What is the best way to parse html in C#? [closed]

I'm looking for a library/method to parse an html file with more html specific features than generic xml parsing libraries.

Solution 1:

Html Agility Pack

This is an agile HTML parser that builds a read/write DOM and supports plain XPATH or XSLT (you actually don't HAVE to understand XPATH nor XSLT to use it, don't worry...). It is a .NET code library that allows you to parse "out of the web" HTML files. The parser is very tolerant with "real world" malformed HTML. The object model is very similar to what proposes System.Xml, but for HTML documents (or streams).

Solution 2:

You could use TidyNet.Tidy to convert the HTML to XHTML, and then use an XML parser.

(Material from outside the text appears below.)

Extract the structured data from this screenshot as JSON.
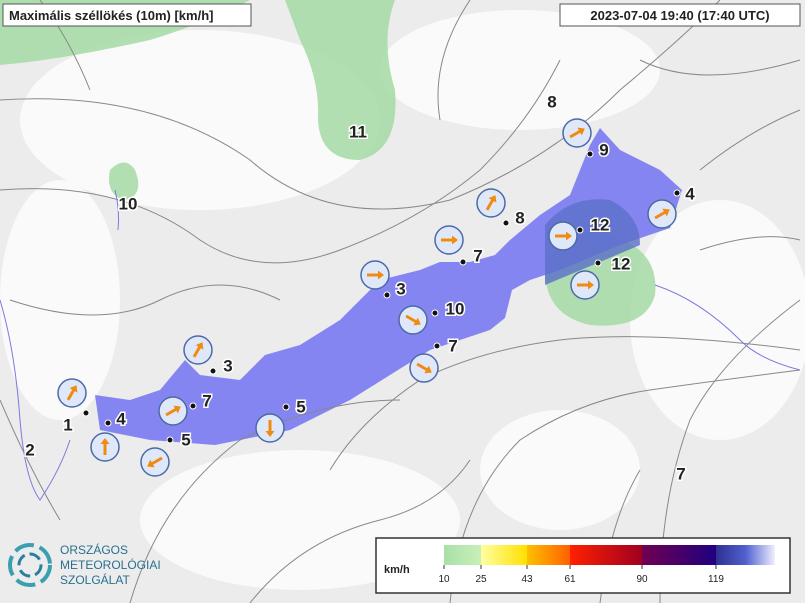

Another alternative would be to use the builtin engine mshtml:

using mshtml;
object[] oPageText = { html };
HTMLDocument doc = new HTMLDocumentClass();
IHTMLDocument2 doc2 = (IHTMLDocument2)doc;

This allows you to use javascript-like functions like getElementById()

Solution 3:

I found a project called Fizzler that takes a jQuery/Sizzler approach to selecting HTML elements. It's based on HTML Agility Pack. It's currently in beta and only supports a subset of CSS selectors, but it's pretty damn cool and refreshing to use CSS selectors over nasty XPath.


Solution 4:

You can do a lot without going nuts on 3rd-party products and mshtml (i.e. interop). use the System.Windows.Forms.WebBrowser. From there, you can do such things as "GetElementById" on an HtmlDocument or "GetElementsByTagName" on HtmlElements. If you want to actually inteface with the browser (simulate button clicks for example), you can use a little reflection (imo a lesser evil than Interop) to do it:

var wb = new WebBrowser()

... tell the browser to navigate (tangential to this question). Then on the Document_Completed event you can simulate clicks like this.

var doc = wb.Browser.Document
var elem = doc.GetElementById(elementId);
object obj = elem.DomElement;
System.Reflection.MethodInfo mi = obj.GetType().GetMethod("click");
mi.Invoke(obj, new object[0]);

you can do similar reflection stuff to submit forms, etc.